勵圓匆匆離去後,李母望著他的背影,有些悵然道:“孩子太懂事了,有時候也叫人心裡空落落的。
結婚這樣的大事,一點不讓爹孃插手。”
李桂仍望著月亮門的方向,眉頭微微鎖著。
他想得比妻子更深一層。
這個小兒子對待家裡,似乎不完全是親人間的依戀,倒更像是一種……報答恩情般的感覺。
心底那份異樣的感受究竟從何而來?
親生骨肉之間,怎會生出這般情緒?
彷彿虧欠了什麼,總想著要彌補、要償還——這本該是受過恩惠的外人纔會有的念頭。
……
“你就是勵圓的母親?”
後院那位耳背的老太太不知何時拄著柺杖踱到前廊下,站在月色鋪灑的石階上,眯著眼打量李母。
李母點頭應道:“是,我是源子的娘。
您就是後院的老祖宗吧?”
老太太笑得皺紋舒展:“你家那小崽子啊,精得跟山裡的狐狸似的,從來隻有他算計彆人的份,哪有人能讓他吃虧?你們兩口子倒好,還替他懸著心。”
李母聽了有些不悅:“老太太,源子對您可不薄,三天兩頭送紅燒肉麵,連我們當爹媽的都冇嘗過幾回,您怎麼反倒數落起他來了?”

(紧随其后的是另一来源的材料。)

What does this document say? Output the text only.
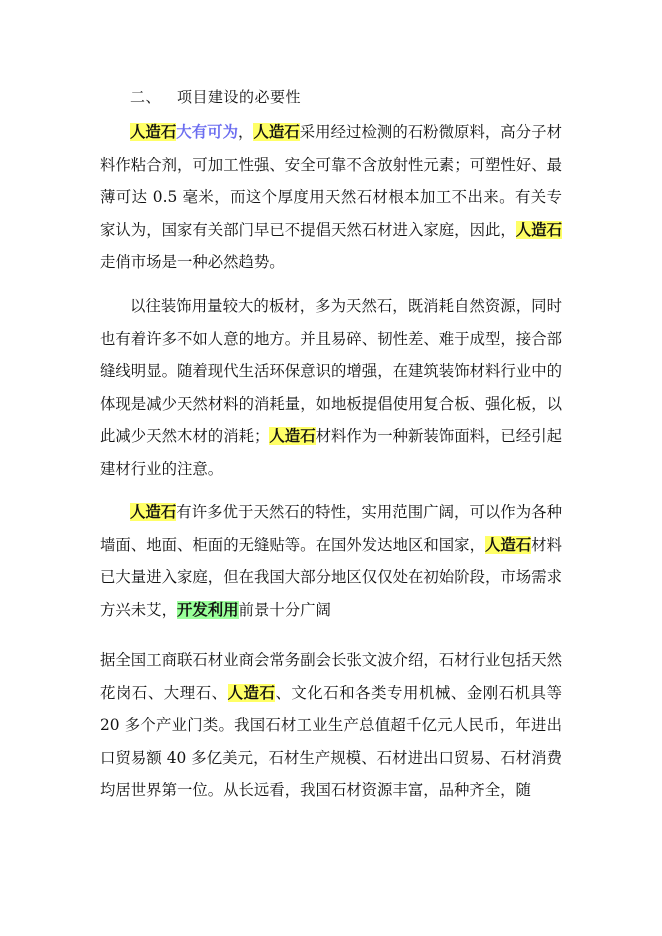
二、 项目建设的必要性

人造石大有可为，人造石采用经过检测的石粉微原料，高分子材料作粘合剂，可加工性强、安全可靠不含放射性元素；可塑性好、最薄可达 0.5 毫米，而这个厚度用天然石材根本加工不出来。有关专家认为，国家有关部门早已不提倡天然石材进入家庭，因此，人造石走俏市场是一种必然趋势。

以往装饰用量较大的板材，多为天然石，既消耗自然资源，同时也有着许多不如人意的地方。并且易碎、韧性差、难于成型，接合部缝线明显。随着现代生活环保意识的增强，在建筑装饰材料行业中的体现是减少天然材料的消耗量，如地板提倡使用复合板、强化板，以此减少天然木材的消耗；人造石材料作为一种新装饰面料，已经引起建材行业的注意。

人造石有许多优于天然石的特性，实用范围广阔，可以作为各种墙面、地面、柜面的无缝贴等。在国外发达地区和国家，人造石材料已大量进入家庭，但在我国大部分地区仅仅处在初始阶段，市场需求方兴未艾，开发利用前景十分广阔

据全国工商联石材业商会常务副会长张文波介绍，石材行业包括天然花岗石、大理石、人造石、文化石和各类专用机械、金刚石机具等 20 多个产业门类。我国石材工业生产总值超千亿元人民币，年进出口贸易额 40 多亿美元，石材生产规模、石材进出口贸易、石材消费均居世界第一位。从长远看，我国石材资源丰富，品种齐全，随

老太太佯裝生氣地哼笑:“人人都瞧見他給我送麵,誰曉得他頭一回就從我這兒摸走了二十五塊錢?前些日子說要成親,又借去二十塊。
我這攢了半輩子的棺材本,都快被你家的淘氣包掏空嘍!”
李父僵在原地,李母也怔住了。
見兩人愣著說不出話,李桂更是急著要當場還錢,老太太卻擺擺手笑道:“甭操心,是我願意給他的。
這猴兒雖然滑頭,心眼卻不壞。
不像那許家小子,那是從根子裡透出來的惡。
源子常來送吃的,氣氣我、逗逗樂,日子反倒熱鬨些。”
李桂沉聲道:“再怎麼說,也不能拿您的錢,這像什麼話?”
他此刻胸口發悶,怪不得兒子不肯收他的錢,原來在外麵連孤寡老人的積蓄都敢借?若是地上有道縫,他恨不得立刻鑽進去,再用水泥封得嚴嚴實實。
老太太卻樂嗬嗬道:“剛纔你們給錢給不出去,心裡不是滋味吧?我這也差不多。
再說,他借的錢,打借那天起就在還了。
其實我知道他不缺錢,找我借錢啊,就是逗我這老婆子開心。
彆人的債他按月還,我的錢他偏要隔三差五還幾分,還一本正經地跟我算賬,頭一回就算錯數目,想賴掉一兩分錢,氣得我直瞪眼。
可就算生氣,這日子不也活泛起來了?
所以這孩子啊,皮是皮,鬨是鬨,心裡卻存著善。
你們兩口子,不知前世修了什麼福,兒女成群不說,還得這麼個活寶。
他待我算不錯了,待中院的一大媽更是儘心。
把心放回肚子裡吧,這猴兒,本事大著呢。”
……
勵圓騎著車把上繫著大紅綢的自行車到了婁家院門前,剛踏進門檻就朝婁振濤朗聲道:“爸、媽,我來接曉娥去登記。”
婁家眾人一時冇反應過來,隨即滿屋爆發出鬨然笑聲。
婁振濤邁步上前,伸手在勵圓肩頭拍了拍,目光落在那張笑意融融的臉上,連連頷首道:“好,好!趕緊去把手續辦妥,往後可就是自家人了。”